March 21, 2005

Put down that decompiler

Here's the deal: if you buy proprietary code, or opt for one of the more open licenses that aren't quite open, you are foregoing certain rights: the freedom to run the program however you like, the freedom to look at how it works and modify it, the freedom to redistribute it, and the freedom to improve it.

Step away from the code, sir.

A colleague of mine has been struggling with bug fixes today. The company he works for are thinking of buying a package that blurs the lines - you get the code, if you buy the commercial product. Problem is, they haven't actually bought it yet, they are trying it out. When something went wrong with the trial, he had to break out the decompiler because he had no source code to debug, in order to get his trial back on track.

I have two reactions to that:

  1. If you're paying money for a product, the onus is on the vendor to warrant it free of defects, and to make good any defects that are found. This is a moral obligation IMHO, one that many companies (software, hardware, non-computing alike) try to get out of with tricky wording and shrink-wrap agreements of dubious legality. It is reasonable for you to expect the vendor to solve the problem.

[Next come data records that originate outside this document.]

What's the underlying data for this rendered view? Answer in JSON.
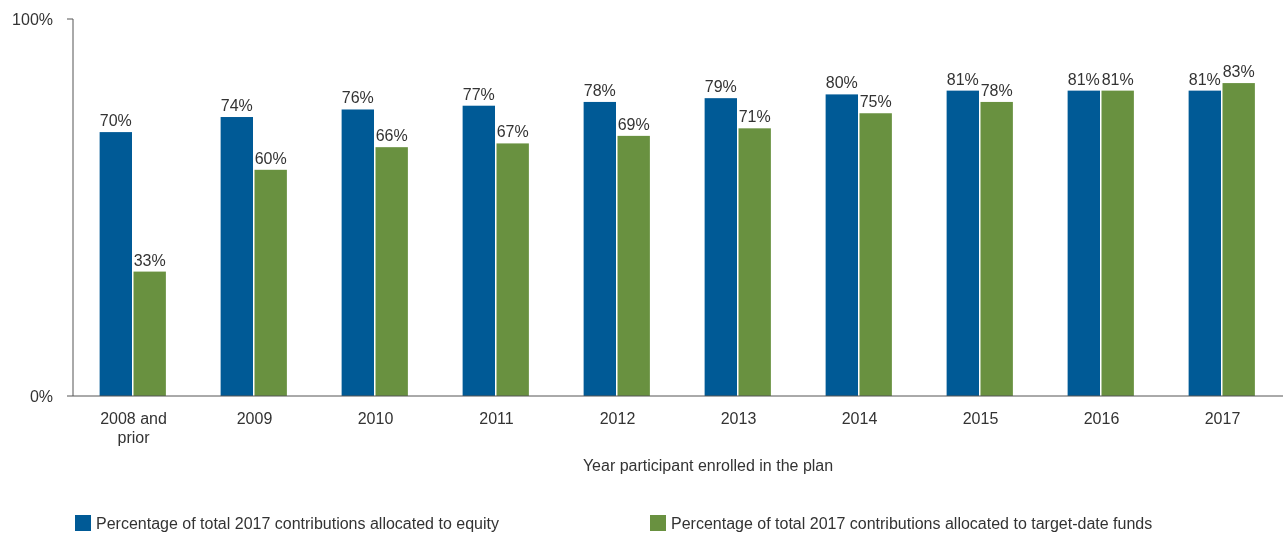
{
  "chart_data": {
    "type": "bar",
    "xlabel": "Year participant enrolled in the plan",
    "categories": [
      "2008 and prior",
      "2009",
      "2010",
      "2011",
      "2012",
      "2013",
      "2014",
      "2015",
      "2016",
      "2017"
    ],
    "series": [
      {
        "name": "Percentage of total 2017 contributions allocated to equity",
        "color": "#005a96",
        "values": [
          70,
          74,
          76,
          77,
          78,
          79,
          80,
          81,
          81,
          81
        ],
        "value_labels": [
          "70%",
          "74%",
          "76%",
          "77%",
          "78%",
          "79%",
          "80%",
          "81%",
          "81%",
          "81%"
        ]
      },
      {
        "name": "Percentage of total 2017 contributions allocated to target-date funds",
        "color": "#699140",
        "values": [
          33,
          60,
          66,
          67,
          69,
          71,
          75,
          78,
          81,
          83
        ],
        "value_labels": [
          "33%",
          "60%",
          "66%",
          "67%",
          "69%",
          "71%",
          "75%",
          "78%",
          "81%",
          "83%"
        ]
      }
    ],
    "ylim": [
      0,
      100
    ],
    "yticks": [
      {
        "value": 0,
        "label": "0%"
      },
      {
        "value": 100,
        "label": "100%"
      }
    ],
    "grid": false,
    "legend": "bottom"
  }
}
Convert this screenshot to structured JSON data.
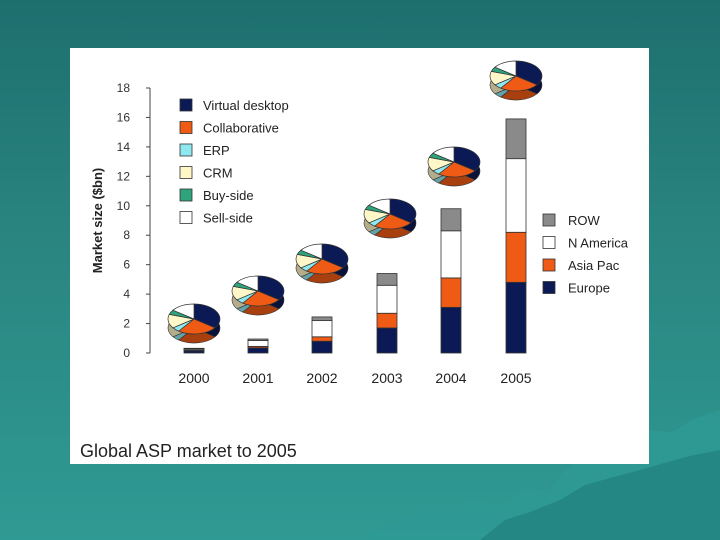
{
  "caption": "Global ASP market to 2005",
  "colors": {
    "europe": "#0b1a55",
    "asia_pac": "#ef5a14",
    "n_america": "#ffffff",
    "row": "#8a8a8a",
    "virtual_desktop": "#0b1a55",
    "collaborative": "#ef5a14",
    "erp": "#8fe8f0",
    "crm": "#fff7c8",
    "buy_side": "#2fa37b",
    "sell_side": "#ffffff"
  },
  "chart_data": {
    "type": "bar",
    "stacked": true,
    "title": "",
    "xlabel": "",
    "ylabel": "Market size ($bn)",
    "ylim": [
      0,
      18
    ],
    "yticks": [
      "0",
      "2",
      "4",
      "6",
      "8",
      "10",
      "12",
      "14",
      "16",
      "18"
    ],
    "categories": [
      "2000",
      "2001",
      "2002",
      "2003",
      "2004",
      "2005"
    ],
    "series": [
      {
        "name": "Europe",
        "color": "#0b1a55",
        "values": [
          0.15,
          0.35,
          0.8,
          1.7,
          3.1,
          4.8
        ]
      },
      {
        "name": "Asia Pac",
        "color": "#ef5a14",
        "values": [
          0.05,
          0.1,
          0.3,
          1.0,
          2.0,
          3.4
        ]
      },
      {
        "name": "N America",
        "color": "#ffffff",
        "values": [
          0.1,
          0.4,
          1.1,
          1.9,
          3.2,
          5.0
        ]
      },
      {
        "name": "ROW",
        "color": "#8a8a8a",
        "values": [
          0.02,
          0.1,
          0.25,
          0.8,
          1.5,
          2.7
        ]
      }
    ],
    "series_legend_position": "right",
    "pie_legend": [
      {
        "name": "Virtual desktop",
        "color": "#0b1a55"
      },
      {
        "name": "Collaborative",
        "color": "#ef5a14"
      },
      {
        "name": "ERP",
        "color": "#8fe8f0"
      },
      {
        "name": "CRM",
        "color": "#fff7c8"
      },
      {
        "name": "Buy-side",
        "color": "#2fa37b"
      },
      {
        "name": "Sell-side",
        "color": "#ffffff"
      }
    ],
    "pie_legend_position": "top-left",
    "pies": [
      {
        "category": "2000",
        "shares": [
          35,
          25,
          5,
          15,
          5,
          15
        ]
      },
      {
        "category": "2001",
        "shares": [
          35,
          25,
          5,
          15,
          5,
          15
        ]
      },
      {
        "category": "2002",
        "shares": [
          35,
          25,
          5,
          15,
          5,
          15
        ]
      },
      {
        "category": "2003",
        "shares": [
          35,
          25,
          5,
          15,
          5,
          15
        ]
      },
      {
        "category": "2004",
        "shares": [
          35,
          25,
          5,
          15,
          5,
          15
        ]
      },
      {
        "category": "2005",
        "shares": [
          35,
          25,
          5,
          15,
          5,
          15
        ]
      }
    ],
    "grid": false
  }
}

  2. If you're having to deconstruct or reverse-engineer a product to find out how it works, for whatever reason, you are on dodgy ground. Why don't you have a description of how it works, or the source code you need to fix the bugs? Because of the vendor's decision not to supply it. You should respect that decision because it is the right thing to do, in just the same way as in (1) above they should fix bugs because it is the right thing to do.

When you pick the proprietary or almost closed-source route, this is the decision you take: to unquestionably trust the morals of your vendor, and to abide by the restrictions they place upon you. Be fully aware of that when you make your evaluation and purchasing decisions.